Behavior and Ethology | Biology

Advisor

Kristina Timmerman

Abstract

Hippopotamuses (Hippopotamus amphibius) are known to forage on land during the night and spend the daytime in shallow pools to thermoregulate and to protect their skin from UV radiation. Daily use of pools may lead to competition for space and facilitate aggressive interactions between hippopotamuses. In this study, we looked at the difference in occurrence of aggressive behavior in the morning and evening hours between hippopotamuses (hippos). Our hypothesis was that hippos will be more aggressive at different times of the day, and we predicted that the higher aggressive activity will be in the morning hours, as hippos our returning to the pool.

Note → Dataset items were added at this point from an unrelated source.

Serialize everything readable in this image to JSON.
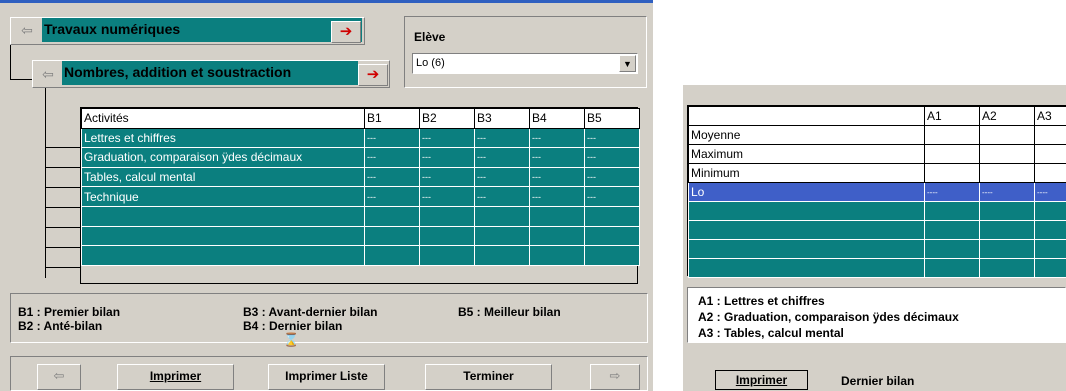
{
  "nav": {
    "level1_title": "Travaux numériques",
    "level2_title": "Nombres, addition et soustraction"
  },
  "eleve": {
    "label": "Elève",
    "selected": "Lo  (6)"
  },
  "grid": {
    "headers": [
      "Activités",
      "B1",
      "B2",
      "B3",
      "B4",
      "B5"
    ],
    "rows": [
      {
        "activity": "Lettres et chiffres",
        "values": [
          "---",
          "---",
          "---",
          "---",
          "---"
        ]
      },
      {
        "activity": "Graduation, comparaison ÿdes décimaux",
        "values": [
          "---",
          "---",
          "---",
          "---",
          "---"
        ]
      },
      {
        "activity": "Tables, calcul mental",
        "values": [
          "---",
          "---",
          "---",
          "---",
          "---"
        ]
      },
      {
        "activity": "Technique",
        "values": [
          "---",
          "---",
          "---",
          "---",
          "---"
        ]
      },
      {
        "activity": "",
        "values": [
          "",
          "",
          "",
          "",
          ""
        ]
      },
      {
        "activity": "",
        "values": [
          "",
          "",
          "",
          "",
          ""
        ]
      },
      {
        "activity": "",
        "values": [
          "",
          "",
          "",
          "",
          ""
        ]
      }
    ]
  },
  "legend_left": {
    "b1": "B1 : Premier bilan",
    "b2": "B2 : Anté-bilan",
    "b3": "B3 : Avant-dernier bilan",
    "b4": "B4 : Dernier bilan",
    "b5": "B5 : Meilleur bilan"
  },
  "buttons_left": {
    "imprimer": "Imprimer",
    "imprimer_liste": "Imprimer Liste",
    "terminer": "Terminer"
  },
  "right_grid": {
    "headers": [
      "",
      "A1",
      "A2",
      "A3"
    ],
    "rows": [
      {
        "label": "Moyenne",
        "values": [
          "",
          "",
          ""
        ]
      },
      {
        "label": "Maximum",
        "values": [
          "",
          "",
          ""
        ]
      },
      {
        "label": "Minimum",
        "values": [
          "",
          "",
          ""
        ]
      },
      {
        "label": "Lo",
        "values": [
          "----",
          "----",
          "----"
        ]
      }
    ]
  },
  "legend_right": {
    "a1": "A1 : Lettres et chiffres",
    "a2": "A2 : Graduation, comparaison ÿdes décimaux",
    "a3": "A3 : Tables, calcul mental"
  },
  "right_bottom": {
    "imprimer": "Imprimer",
    "status": "Dernier bilan"
  },
  "colors": {
    "teal": "#0b7f7f",
    "selection": "#3f5fc8",
    "face": "#d4d0c8"
  }
}
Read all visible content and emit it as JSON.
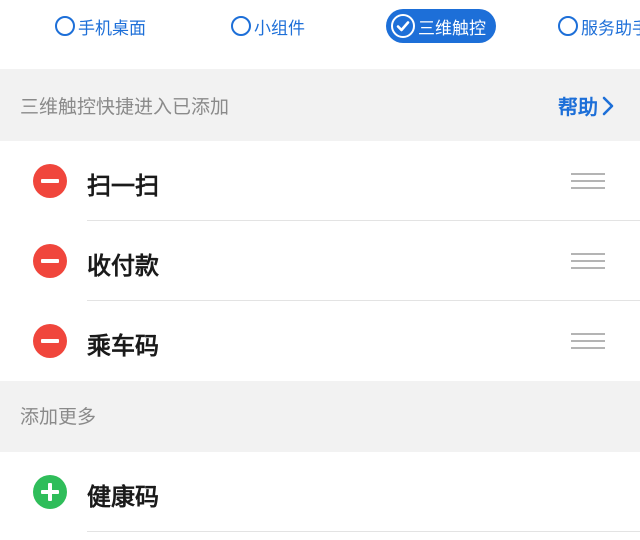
{
  "tabs": [
    {
      "label": "手机桌面",
      "selected": false
    },
    {
      "label": "小组件",
      "selected": false
    },
    {
      "label": "三维触控",
      "selected": true
    },
    {
      "label": "服务助手",
      "selected": false
    }
  ],
  "added_section": {
    "title": "三维触控快捷进入已添加",
    "help_label": "帮助"
  },
  "added_items": [
    {
      "label": "扫一扫"
    },
    {
      "label": "收付款"
    },
    {
      "label": "乘车码"
    }
  ],
  "more_section": {
    "title": "添加更多"
  },
  "more_items": [
    {
      "label": "健康码"
    }
  ],
  "colors": {
    "accent": "#1d6fd8",
    "remove": "#f0463c",
    "add": "#2fbd5a",
    "section_bg": "#f2f2f2"
  }
}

Our data was collected at the Retima Hippo Pool, Orangi River, Serengeti National Park, Tanzania in May 2022. Aggressive behaviors were counted and recorded using transect methodology (six pairs of observers watched a transect across the pool and recorded at pre-set times). We defined aggressive behavior based on previous publications. Results showed that hippos were more aggressive during evening hours as compared to the morning (96 and 54, respectively). Based on these results, our hypothesis was not supported. A potential explanatory factor might be that the annual spring rains did not occur in 2022, so the pool level was extremely low. This may increase concentration of both hippos and fecal matter, and this may have altered when and how often aggressive behavior occurred. If we repeated this observational experiment, we would extend the study period to include more than one season.